A checkFunction to be called from check that identifies outlier values in a numeric/integer/Date variable by use of the Turkey Boxplot method (consistent witht the boxplot function).

identifyOutliersTBStyle(v, nMax = 10, maxDecimals = 2)

Arguments

v

A numeric, integer or Date variable to check.

nMax

The maximum number of problematic values to report. Default is 10. Set to Inf if all problematic values are to be included in the outputted message, or to 0 for no output.

maxDecimals

A positive integer or Inf. Number of decimals used when printing numerical values in the data summary and in problematic values from the data checks.
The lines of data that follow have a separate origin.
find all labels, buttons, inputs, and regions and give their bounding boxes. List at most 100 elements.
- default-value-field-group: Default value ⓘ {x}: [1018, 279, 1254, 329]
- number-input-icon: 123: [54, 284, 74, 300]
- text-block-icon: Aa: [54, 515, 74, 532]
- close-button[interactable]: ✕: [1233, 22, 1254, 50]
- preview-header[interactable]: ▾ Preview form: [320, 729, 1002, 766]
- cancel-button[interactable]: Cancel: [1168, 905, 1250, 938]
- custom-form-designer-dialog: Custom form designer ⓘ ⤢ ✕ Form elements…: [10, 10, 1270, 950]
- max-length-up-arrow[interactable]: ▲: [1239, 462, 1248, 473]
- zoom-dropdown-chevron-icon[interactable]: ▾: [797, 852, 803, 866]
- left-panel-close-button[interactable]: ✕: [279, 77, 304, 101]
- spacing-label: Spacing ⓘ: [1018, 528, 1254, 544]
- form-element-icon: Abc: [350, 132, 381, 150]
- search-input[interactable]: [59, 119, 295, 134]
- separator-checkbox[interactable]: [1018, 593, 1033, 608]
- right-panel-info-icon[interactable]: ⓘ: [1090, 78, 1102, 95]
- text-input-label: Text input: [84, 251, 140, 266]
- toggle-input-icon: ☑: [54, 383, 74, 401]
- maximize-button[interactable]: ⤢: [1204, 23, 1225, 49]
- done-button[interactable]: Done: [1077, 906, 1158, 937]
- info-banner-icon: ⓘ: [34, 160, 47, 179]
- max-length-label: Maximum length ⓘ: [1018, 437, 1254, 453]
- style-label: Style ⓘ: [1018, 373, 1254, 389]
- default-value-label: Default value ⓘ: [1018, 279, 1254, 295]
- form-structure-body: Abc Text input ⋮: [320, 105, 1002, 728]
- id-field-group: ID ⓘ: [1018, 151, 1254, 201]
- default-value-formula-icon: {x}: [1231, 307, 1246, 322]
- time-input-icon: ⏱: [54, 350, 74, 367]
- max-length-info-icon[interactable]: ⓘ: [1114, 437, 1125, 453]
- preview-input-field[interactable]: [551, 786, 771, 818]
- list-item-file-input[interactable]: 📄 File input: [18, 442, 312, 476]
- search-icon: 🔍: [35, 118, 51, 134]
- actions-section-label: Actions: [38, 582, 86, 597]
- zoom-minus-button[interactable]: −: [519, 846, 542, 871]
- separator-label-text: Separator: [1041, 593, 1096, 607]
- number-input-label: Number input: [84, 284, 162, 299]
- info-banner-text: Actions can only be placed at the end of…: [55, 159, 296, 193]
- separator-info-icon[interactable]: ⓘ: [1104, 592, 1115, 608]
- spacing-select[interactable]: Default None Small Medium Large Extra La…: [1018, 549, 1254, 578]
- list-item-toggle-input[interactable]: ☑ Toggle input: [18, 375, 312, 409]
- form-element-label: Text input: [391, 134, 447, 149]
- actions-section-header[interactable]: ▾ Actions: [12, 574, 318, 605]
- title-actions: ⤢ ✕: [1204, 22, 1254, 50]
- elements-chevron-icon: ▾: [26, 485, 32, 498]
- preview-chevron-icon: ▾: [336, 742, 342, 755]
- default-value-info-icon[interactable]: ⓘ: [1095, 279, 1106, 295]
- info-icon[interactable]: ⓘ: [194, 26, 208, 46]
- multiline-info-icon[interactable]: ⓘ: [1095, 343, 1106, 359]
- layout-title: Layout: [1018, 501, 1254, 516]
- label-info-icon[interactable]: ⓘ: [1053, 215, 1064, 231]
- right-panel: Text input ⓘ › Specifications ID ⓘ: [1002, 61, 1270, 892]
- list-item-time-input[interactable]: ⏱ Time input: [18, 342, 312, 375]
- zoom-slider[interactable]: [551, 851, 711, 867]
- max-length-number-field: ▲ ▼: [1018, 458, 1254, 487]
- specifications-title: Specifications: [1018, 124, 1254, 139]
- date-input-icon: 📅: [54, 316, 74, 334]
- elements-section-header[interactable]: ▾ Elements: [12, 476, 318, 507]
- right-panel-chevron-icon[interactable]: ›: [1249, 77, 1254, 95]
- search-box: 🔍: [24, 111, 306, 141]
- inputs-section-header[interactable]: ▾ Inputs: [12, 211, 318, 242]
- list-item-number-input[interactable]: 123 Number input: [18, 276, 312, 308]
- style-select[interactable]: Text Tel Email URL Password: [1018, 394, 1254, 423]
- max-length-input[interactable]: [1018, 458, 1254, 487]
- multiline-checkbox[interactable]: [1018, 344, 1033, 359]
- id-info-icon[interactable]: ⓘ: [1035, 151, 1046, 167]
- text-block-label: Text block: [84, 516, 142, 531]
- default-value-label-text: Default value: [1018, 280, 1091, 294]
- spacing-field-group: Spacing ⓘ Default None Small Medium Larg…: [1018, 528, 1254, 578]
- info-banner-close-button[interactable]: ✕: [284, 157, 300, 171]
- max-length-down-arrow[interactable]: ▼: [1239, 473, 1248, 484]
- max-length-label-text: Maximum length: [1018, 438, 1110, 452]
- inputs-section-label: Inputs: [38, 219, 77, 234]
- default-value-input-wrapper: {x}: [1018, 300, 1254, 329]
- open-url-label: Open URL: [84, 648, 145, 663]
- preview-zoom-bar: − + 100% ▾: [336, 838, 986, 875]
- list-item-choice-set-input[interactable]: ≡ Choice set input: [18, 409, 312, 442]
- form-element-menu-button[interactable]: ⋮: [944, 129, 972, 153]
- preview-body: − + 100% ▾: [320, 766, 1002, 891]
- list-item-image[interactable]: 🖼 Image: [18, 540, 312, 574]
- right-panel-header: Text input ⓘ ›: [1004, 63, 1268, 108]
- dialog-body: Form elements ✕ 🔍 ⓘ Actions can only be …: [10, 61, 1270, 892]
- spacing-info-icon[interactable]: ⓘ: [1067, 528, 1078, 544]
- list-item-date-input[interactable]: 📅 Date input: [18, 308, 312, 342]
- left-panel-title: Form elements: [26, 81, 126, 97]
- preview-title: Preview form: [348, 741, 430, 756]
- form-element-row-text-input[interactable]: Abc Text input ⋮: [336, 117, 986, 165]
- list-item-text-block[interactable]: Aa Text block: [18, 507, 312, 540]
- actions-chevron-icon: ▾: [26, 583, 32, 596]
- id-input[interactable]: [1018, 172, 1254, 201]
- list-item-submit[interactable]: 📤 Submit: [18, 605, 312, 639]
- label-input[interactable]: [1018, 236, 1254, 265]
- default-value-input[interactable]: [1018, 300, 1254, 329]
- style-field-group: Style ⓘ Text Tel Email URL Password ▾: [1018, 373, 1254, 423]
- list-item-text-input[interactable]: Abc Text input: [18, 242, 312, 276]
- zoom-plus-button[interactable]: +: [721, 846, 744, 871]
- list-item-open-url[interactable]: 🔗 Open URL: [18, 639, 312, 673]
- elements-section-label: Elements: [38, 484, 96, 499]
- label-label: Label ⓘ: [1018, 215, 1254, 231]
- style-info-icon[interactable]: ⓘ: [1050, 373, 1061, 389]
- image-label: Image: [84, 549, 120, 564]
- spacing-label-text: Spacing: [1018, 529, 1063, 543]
If Inf, no rounding is performed.

Value

A checkResult with three entires: $problem (a logical indicating whether outliers were found), $message (a message describing which values are outliers) and $problemValues (the outlier values).

Details

Outliers are defined in the style of Turkey Boxplots (consistent with the boxplot function), i.e. as values that are smaller than the 1st quartile minus the inter quartile range (IQR) or greater than the third quartile plus the IQR.

For Date variables, the calculations are done on their raw numeric format (as obtained by using unclass), after which they are translated back to Dates. Note that no rounding is performed for Dates, no matter the value of maxDecimals.

See also

Examples

identifyOutliersTBStyle(c(1:10, 200, 200, 700))
#> Note that a check function found the following problematic values: 200, 700.